Trees as Fence Posts: Environmental and Economically Friendly

Think of those wooden posts surrounding your backyard known as a fence, made from a dead tree. What if we replaced those with real, living trees?

In the windy mountains of Costa Rica, you will see numerous trees, from those bearing colorful fruits to others sporting thick spines, planted about 1 to 3 meters apart. Connected by long lines of barbed wire, these rudimentary-looking arrangements, known as living fences, have both economic and environmental benefits over their dead wood counterparts.

Farmers across Central America plant living fences because these green barriers are a more economically feasible and readily accessible method for containing livestock and protecting crops.
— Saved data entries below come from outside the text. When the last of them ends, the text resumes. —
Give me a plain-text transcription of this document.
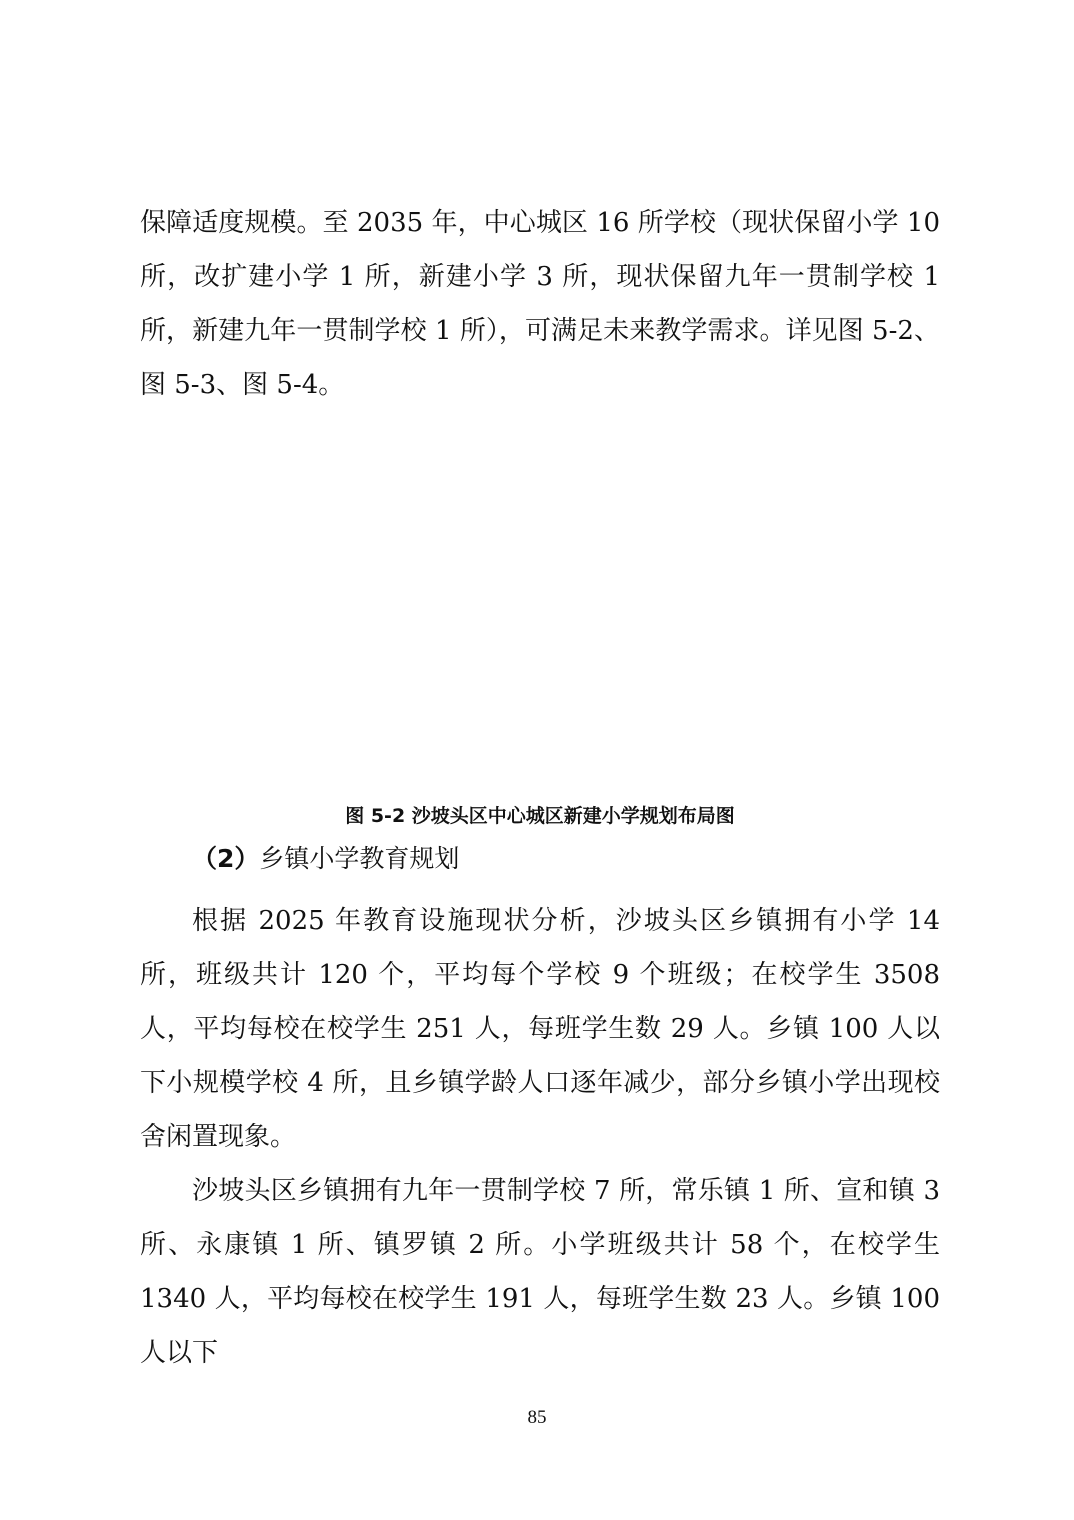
保障适度规模。至 2035 年，中心城区 16 所学校（现状保留小学 10 所，改扩建小学 1 所，新建小学 3 所，现状保留九年一贯制学校 1 所，新建九年一贯制学校 1 所），可满足未来教学需求。详见图 5-2、图 5-3、图 5-4。

图 5-2 沙坡头区中心城区新建小学规划布局图

（2）乡镇小学教育规划

根据 2025 年教育设施现状分析，沙坡头区乡镇拥有小学 14 所，班级共计 120 个，平均每个学校 9 个班级；在校学生 3508 人，平均每校在校学生 251 人，每班学生数 29 人。乡镇 100 人以下小规模学校 4 所，且乡镇学龄人口逐年减少，部分乡镇小学出现校舍闲置现象。

沙坡头区乡镇拥有九年一贯制学校 7 所，常乐镇 1 所、宣和镇 3 所、永康镇 1 所、镇罗镇 2 所。小学班级共计 58 个，在校学生 1340 人，平均每校在校学生 191 人，每班学生数 23 人。乡镇 100 人以下

85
There are so many benefits, including:

  1. The trees that form the post grow stronger as they grow bigger
  2. Shared among neighbours or sold at local markets, these sticks are much cheaper and more common than manufactured posts.
  3. No pain or preservatives needed, meaning no toxins entering the environment
  4. Some animals graze on these fences, resulting in less purchase of livestock feed
  5. By providing some shade and serving as windbreaks, they can significantly decrease the amount of energy farm animals need to regulate their body temperatures.
  6. Roots systems helps stabilize soil and prevent erosion or runoff
And these are just a few benefits to be named!

So, hands up: who thinks having a living fence would be amazing?